Q&A Responses from The State of Cardiac Rehab webinar

December 21, 2022

Earlier this month, we had the pleasure of hosting ‘The State of Cardiac Rehab’ webinar, where we were joined by expert cardiac care panelists Dean Ornish, MD, Founder and President of Preventive Medicine Research Institute, and Terry Rogers, President of Pritikin ICR (see the webinar video here).

During the live event, we held a Q&A session with our audience and received many great questions throughout. In fact, we ran out of time and had several left that we wanted to address.

Below are questions from the audience with follow-up answers. If you happen to have any additional questions, please use the form below or email us at

Question: What has the attendance been like in virtual cardiac rehab?

Answer: This varies by demographics/geography, but what we have seen is since there has been a convenience issue for center-based, in many cases, we’ve seen high engagement rates that are 60, 70, and 80% for individuals to complete a program.


Q: Are there any new studies showing the efficacy of ICR over traditional?

A: There is a large evidence base for ICR. While we haven't seen recent head-to-head comparisons of CR vs ICR, there is evidence that demonstrates a dose-response relationship between CR and mortality/morbidity.  Since ICR is a more rigorous program with more sessions, there is good reason to believe that the benefits would continue to accrue with ICR.  Article:

Q: How does Recora facilitate care beyond cardiac rehab (CR)/intensive cardiac rehab (ICR)?

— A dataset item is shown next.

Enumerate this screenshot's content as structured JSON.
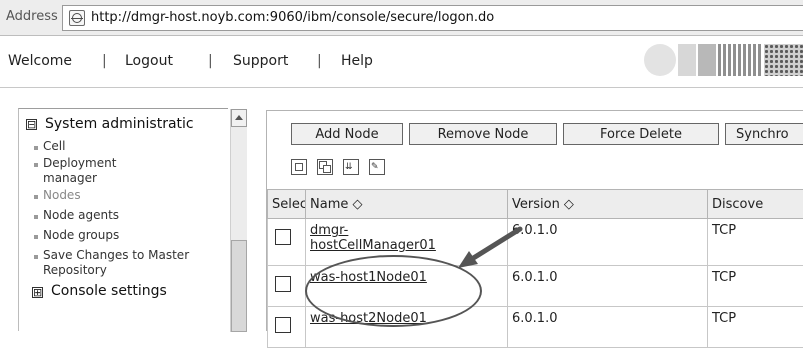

A: Recora's focus is on the CR/ICR virtual program, and it works with health system/provider partners to determine the preferred care program beyond CR/ICR. Examples of this involve Phase 3 programs, care management programs, or broader virtual health initiatives.

Q: I am an Ornish ICR program director.  Have there been similar reimbursement rates from CMS for both virtual and center-based ICR?

A: Currently CMS reimbursement for virtual and center-based ICR is similar.

Q: Will the ICR agreements assist considering programs to execute virtual ICR as an option to improve participation?

A: Pritikin and Ornish ICR do have virtual ICR offerings and are happy to discuss these options. 

Q: Any experiences with virtual rehab in other countries? Were prelim results similar?

A: There have been studies in Europe and Australia using virtual CR, with similar results to U.S. based studies.  Here's a link to a UK study:

Q: Could you speak to virtual preventive and post-Cardiac Rehab services once the insurance stops covering? What would it take for programs that are not tied directly to a hospital or formal program to be adopted as a part of the solution?

A: After an individual completes Phase 2 CR, insurance and Medicare generally does not cover additional CR.  Phase 3 programs are typically self-pay.  In the case of a Medicare Advantage program, there may be exercise/counseling benefits offered as part of that MA plan.

Q: Can you share a little on completion rates for ICR - are people able to complete it in person or virtual?
ICR can generally be completed in either a virtual or in-person format.  There are some clinical conditions and insurance variances that may require that an individual complete this in-person at a CR center.

Q: Have you had hospitals doing center-based CR that have wanted to improve their access options?

A: The vast majority, maybe not 100%, but well over 50% of our partner facilities who operate ICR would love to extend to the virtual population. Many have (started virtual) because they wanted to be out in front of this and they’ve had great success.

Q: How has the provider/patient relationship been impacted as a result of virtual cardiac rehab?

A: We have a lot of patients that were in a care gap because they didn’t get cardiac rehab. We’ve seen virtual CR increase the engagement of patients with their providers, and we’ve seen a lot of patients be more accountable to their medications, diet and nutrition options, and exercise.

Q: We manage a cardiac rehab unit in a rural area at a critical access hospital. We seem to be getting less support from physicians telling patients that they, “really don’t need CR”. Do you have any suggestions?

A: One of the reasons people may say that is they tend not to recommend things they don’t offer, understand or do. It’s just an educational process, or maybe they think it’s too far for the patient to drive. What we’ve found is by educating patients and physicians and helping them understand, we can make it very convenient for them.